Citroen's edgier Grand C4 Picasso offers space, pace and refinement

The Grand C4 Picasso now comes with a traditional autobox.
The Grand C4 Picasso now comes with a traditional autobox.ST PHOTOS: MARK CHEONG

It took Citroen dealer Cycle & Carriage more than a year to deliver the Grand C4 Picasso to me for a test-drive.

The reason, although not uttered explicitly, was that the French MPV was available only with a robotised manual gearbox, which I am known to loathe.

Well, the variant with a traditional autobox is here. And even though the C4 Picasso is already more than a year old, it still looks futuristic.

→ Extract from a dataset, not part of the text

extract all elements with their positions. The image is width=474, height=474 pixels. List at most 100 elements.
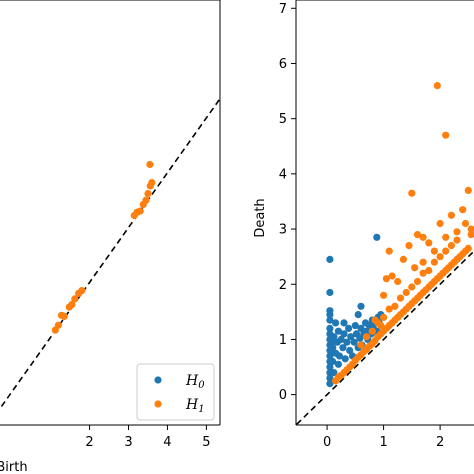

If there is something that Citroen does better than its rivals, it is making MPVs that look sexy. It's no minor feat, mind you. It is almost akin to making a hippopotamus look svelte.

The latest car is styled a tad more aggressively than before, with a hard-edged profile and low-profile headlights arranged below LED daytime-running "eyebrows". The rear also appears chunkier and more cuboid than its predecessor's. On the whole, the older version has a more fluid and aerodynamic appearance.

  • SPECS/CITROEN GRAND C4 PICASSO 1.6THP

  • Price: From $148,988 with COE

    Engine: 1,598cc 16-valve turbocharged inline-4

    Transmission: Six-speed automatic with paddle shift

    Power: 165bhp at 6,000rpm

    Torque: 240Nm at 1,400rpm

    0-100kmh: 10 seconds

    Top speed: 189kmh

    Fuel consumption: 5.6 litres/100km

    Agent: Cycle & Carriage France

Nevertheless, the new model is still a looker. Its side silhouette is especially delectable, with boomerang C-pillars juxtaposed with a rear spoiler to evoke dynamism. Its closest competitor in the looks department is the Opel Zafira. But the Citroen gets more points for having more bling and a better finish.

Inside and out, the French manufacturer applies chrome like it was the only acceptable trim. In the cabin, surfaces which are not wrapped in leather are strong well-moulded plastics - not the thin and hollow panels you often find in other cars.

Its solid and flawless build quality is matched by an equally impressive specs list. Its 2,840mm wheelbase is the longest among compact MPVs - and it shows.

It is the first compact seven-seater to have a height-adjustable motorised tailgate and a panoramic glass roof. The glass area in front is so expansive that you feel like you are in a bubble helicopter.

As a result, driver visibility is unrivalled, which in turn makes piloting this French carrier really quite effortless. And thanks to its six-speed automatic, progress is also relatively effortless.

You get none ofthe jerkiness of robotised manuals and yet do not lose out much on efficiency. This variant with a 1.6-litre turbo petrol engine covers 100km on 5.6 litres of fuel - not far from the stated 4 litres of the turbodiesel robotised manual.

It is also cleaner, with less noxious fumes and particulates than the diesel. But because Singapore's vehicular taxes have a carbon component, it is the diesel that enjoys bigger rebates. Diesels typically produce less CO2.

Although the six-speed automatic is obviously programmed for comfort and efficiency, it does not take much to persuade the C4 to pick up its pace. Flicking the slim steering-mounted gear lever down to "Manual" makes the car an eager puppy that clocks the century sprint in 10 seconds (it actually feels quicker) - compared with the leisurely 12.3 seconds of the diesel.

So, you can understand my preference for this set-up. You get better performance, better driveability, more refinement and an overall cleaner exhaust. All that at very little expense to efficiency.

The French people mover treats other occupants pretty decently too. The ride is quite cushy (reminiscent of the time when Citroens had delicious hydraulic suspension), there is a creditable amount of stretching room, plenty of storage spaces and a bright and airy ambience kept chilly by its powerful airconditioning. There is even a ceiling-mounted blower for the third row.

Noise insulation is above-par, and you get conveniences such as keyless access and ignition, electronic parking brake with self- release, cruise control, multi-function steering wheel and seats which fold completely flat with just one easy tug.

There are even flip-down picnic tables attached to the rear of the front seats. Like everything else in the car, these are sturdy and rattle-free.

The only shortcoming is the touchscreen master monitor. It is versatile and visually pleasing, but it is not very sensitive to the touch. Also, the reverse camera should project the rear view onto the entire screen - and not just one corner of it.

The dashboard is quite deep, so make sure you have a Cashcard in the ERP in-vehicle unit before you set off. It is impossible to insert it while you are on the go.

All said, this is a very competent MPV - comfortable, refined, well- equipped and good-looking. It is almost $20,000 costlier than a Japanese equivalent, though. Then again, it is a lot more luxurious, more suave and more enjoyable.